Une ouverture à plus grand que soi
« Pour être honnête avec vous les filles, je suis totalement larguée : avec votre mort, toutes mes certitudes se sont envolées. Je ne crois pas que Dieu nous ait punis en vous prenant la vie mais j’aimerais bien trouver une explication à tout ça », écrit Anne Marie Révol, qui a perdu ses deux filles dans un incendie. Les idées toutes faites ne tiennent plus, les masques tombent, les jeux s’arrêtent. « Il y a un besoin d’authenticité, de paroles réelles et profondes. La mort d’un enfant vous change complètement », souligne Françoise Sarrazin. Et c’est évidemment là que se pose la question d’une continuité de la conscience après la mort. Si bien sûr il est compréhensible que les parents endeuillés aient besoin de se persuader de l’existence de l’être perdu, ils sont toutefois nombreux à témoigner d’anecdotes troublantes. Sur les conseils d’une voisine, Christian et Sandra Gamby qui ont perdu leur fils âgé de 16 ans, ont été voir un médium. « Ca a été bluffant, témoigne Christian Gamby. Les descriptions, les phrases, les intonations, même un très fin psychologue ne pouvait pas inventer tout ce qu’Henry Vignaud nous a dit. Dans ces moments-là on s’accroche à tout ce qu’on peut, mais les années passant, avec le recul, quand je réécoute l’enregistrement, je vois qu’il n’y a rien à jeter ». Et il n’est pas rare que des parents expérimentent spontanément ce qu’on appelle des VSCD – Vécu subjectif de communication avec les défunts. « C’est un vécu d’une présence indéniable, sans aucun des critères normalement liés à l’hallucination, explique le Dr Fauré. Et ces personnes n’ont généralement pas le désir de reproduire l’expérience.
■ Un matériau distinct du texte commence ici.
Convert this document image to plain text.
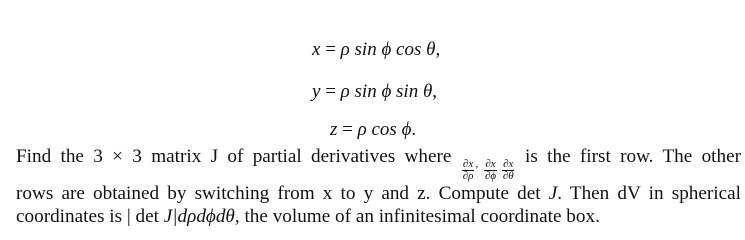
x = ρ sin ϕ cos θ,
y = ρ sin ϕ sin θ,
z = ρ cos ϕ.
Find the 3 × 3 matrix J of partial derivatives where
$\frac{\partial x}{\partial\rho}$ , $\frac{\partial x}{\partial\phi}$
$\frac{\partial x}{\partial\theta}$
is the first row. The other
rows are obtained by switching from x to y and z. Compute det J. Then dV in spherical
coordinates is | det J|dρdϕdθ, the volume of an infinitesimal coordinate box.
Cela se suffit en soi ». Christian Gamby témoigne : « Deux ans après le décès de mon fils, nous étions ma femme et moi sur un bateau qu’il aimait beaucoup. Nous pensions donc fortement à lui. Et à un moment donné nous avons vu comme une forme gélatineuse et transparente, d’une centaine de centimètres au dessus de nous. En fait, nous avons tous les deux vu la même chose sans même en parler ensemble. C’est plus tard que nous avons mis des mots dessus. » C’est alors que petit à petit, au cœur du deuil, les valeurs personnelles sont réévaluées et des dimensions supplémentaires sont souvent incorporées. Et sans oubli aucun, la vie continue.